Now, about the wife. Nothing, save a rare few things that I won't mention - even here - are as unattractive to me as a mother who lacks parenting skills. Let me tell you what I'm dealing with here. Tonight, I brought Lance out to our bed. I though tit woul dsooth him, and I also wanted to remove him from the room so Logan could sleep. After a bit of not calming down, the wife asks him if he wants some milk for his tummy. He just keeps screaming (he is very non-verbal). She asks again, and then just lays there. A few minutes go by, and she asks if he wants some medicine for his tummy.
At this point, I lose it.
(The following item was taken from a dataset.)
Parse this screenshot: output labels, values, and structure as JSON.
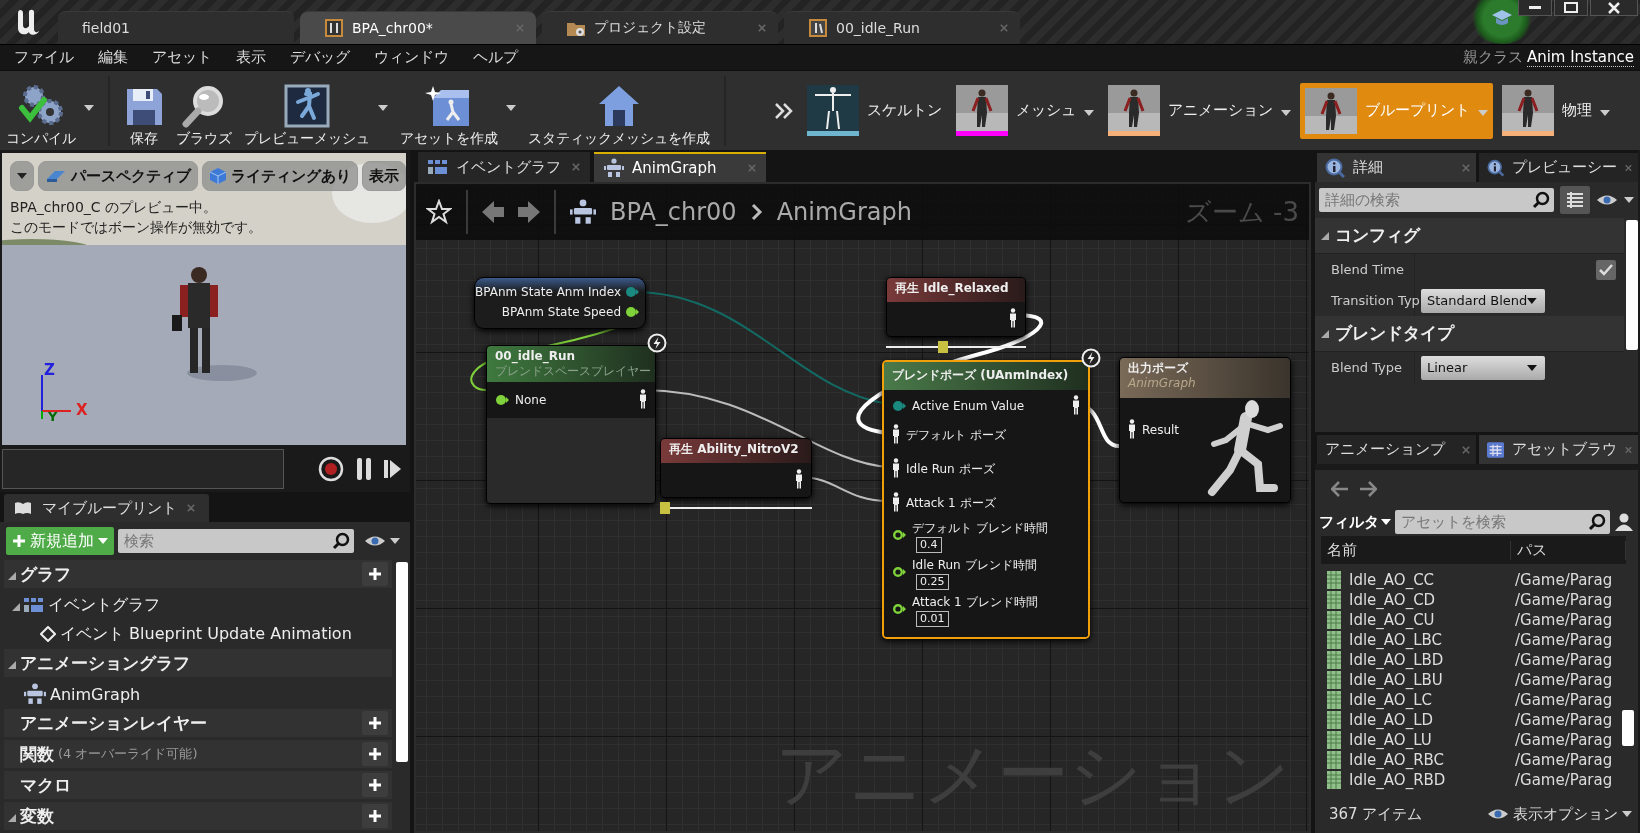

I ask "Why not ask if he'd like a stock portfolio and some investment tips?!. How the hell does HE know if he wants some medicine for his tummy. You the mom - figure it out. And where the hell is that milk you offered him ?"
Her response: "Well, he didn tsay he wanted it. When he doesn't grunt that he wants it, he won't drink it".
The kid is pissed off majorly, very upset, crying, boogers running down his face, tears, the whole package - and she thinks he going to stop his tantrum for a moment, to answer her. WTF?!
*** Also worth mentioning is that she had all weekend to wash sippy cups, and didn't . She left me high and dry last week without baby wipes . A fast trip to Costco had daddy returnign with a mega box of 30 packages, fuck you very much. This week, it was sippy cups. And I was not about to move off of that bed to get a drink, because I wanted her to feel as frustrated as I did this mourning, trying to find a clean sippy cup.
So here I am - feeling very displeased with my choice of "wife", very disconnected to my 1.5 yr old, and (worst of all), have been very short (in patience) with Logan resently. I've noticed that I've had to apologize for yelling much more than usual. And fo rthings that used to not bother me so much. Like telling him to stand next to me, and having his wander around the resteraunt. Like havin to tell him 15 times to "SIT DOWN AND EAT YOUR FOOD!", or "God damnit, get off that gate! I've had to tell you taht every damn day for 3 years - when are you going to learn!". Or "Why the hell did you swing the front door open so fast. You just clocked your brother in the head!"
I'm very stressed. I get even more stressed on days that I don't mave martial arts classes. Day with classes I have a release - I get to leave the house alone - I get to talk to other adults - and I get to step back for a moment, and reflect on the positive things that happened that day. I have many times, coem home from the dojo, and after huggin Logan, tol dhim that I was sorry about how I yelled earlier that day.
It's just that lately, I've had to apologize too much.
And the worst of all, is that summer is almost here. That means 24/7 non-stop having the wife at home. Oh joy.